Golf TDI
VW kommt bei Diesel-Rückruf weiter kaum voran

Mühsam ernährt sich das Eichhörnchen: Gerade einmal einige Tausend VW-Diesel konnten bislang von der Betrugssoftware befreit werden. Daran ändert auch der Rückruf der ersten Golf-Modelle noch nichts.

WolfsburgNach einer monatelangen Hängepartie hat VW im Abgas-Skandal mit dem Rückruf beim Golf begonnen. Allerdings können vorerst nur wenige Modelle des Verkaufsschlagers für die Umrüstung in die Werkstatt: Zunächst sollen von Dienstag an die Besitzer von europaweit 15 000 Autos vom Typ Golf TDI Blue Motion per Post über die vorgezogene Software-Umrüstung informiert werden.

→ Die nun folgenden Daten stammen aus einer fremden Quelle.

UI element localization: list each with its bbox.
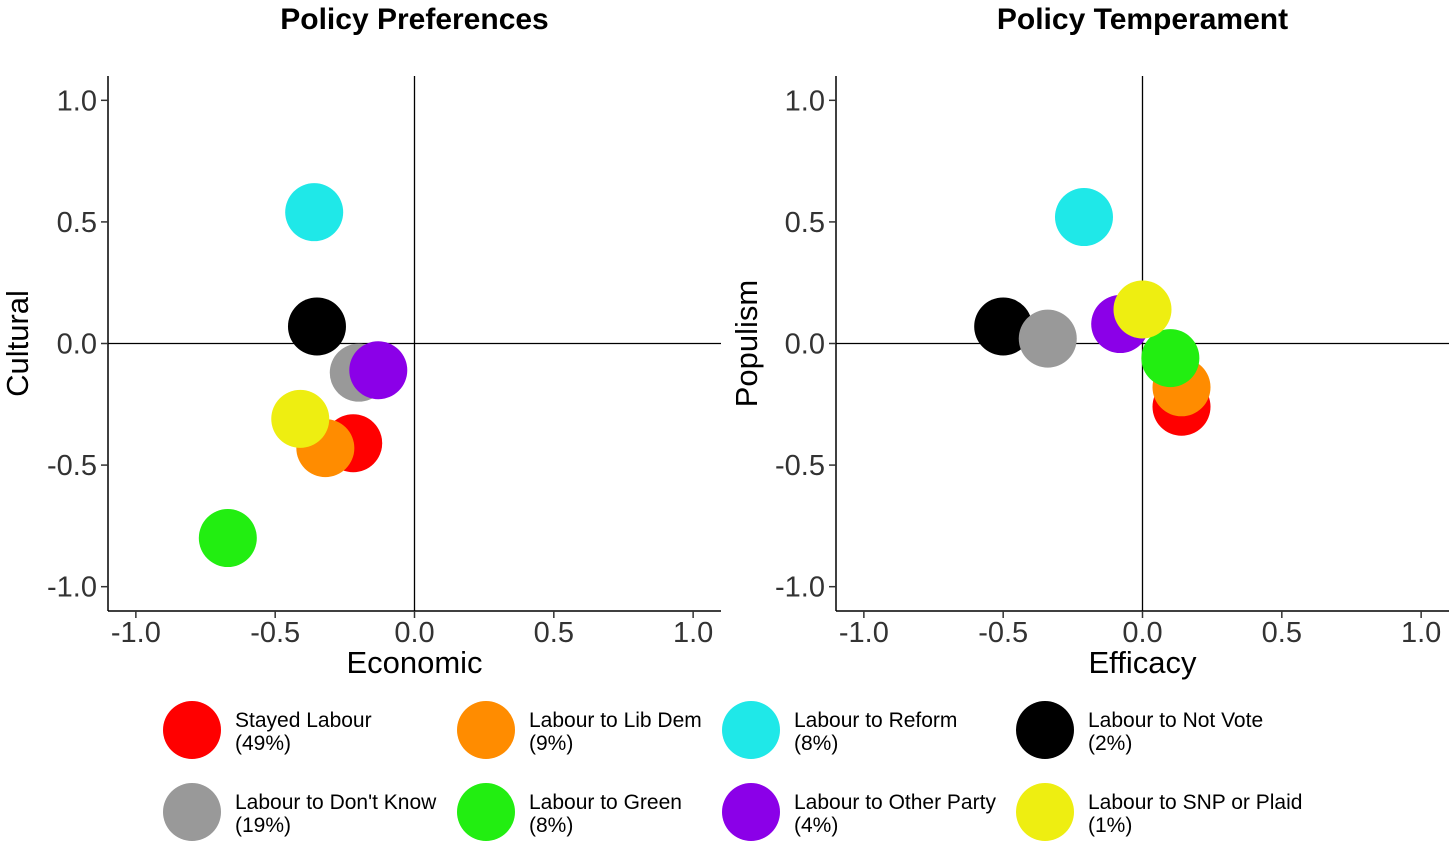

Nach Informationen der Deutschen Presse-Agentur gilt der Rückruf in Deutschland damit für knapp 4000 Golf der sechsten Generation. Genaue Zahlen und Angaben zu den Modellen wollte VW zunächst nicht veröffentlichen.

Der Konzern hatte sich mit dem Kraftfahrt-Bundesamt (KBA) auf die neue Planung geeinigt, weil es beim ursprünglichen Zeitplan massive Probleme gibt. Für den eigentlich bereits ab Ende Februar vorgesehenen Start der Werkstattbesuche für rund 160.000 Passat-Modelle fehlt trotz umfangreicher Tests nach wie vor eine Freigabe durch das KBA.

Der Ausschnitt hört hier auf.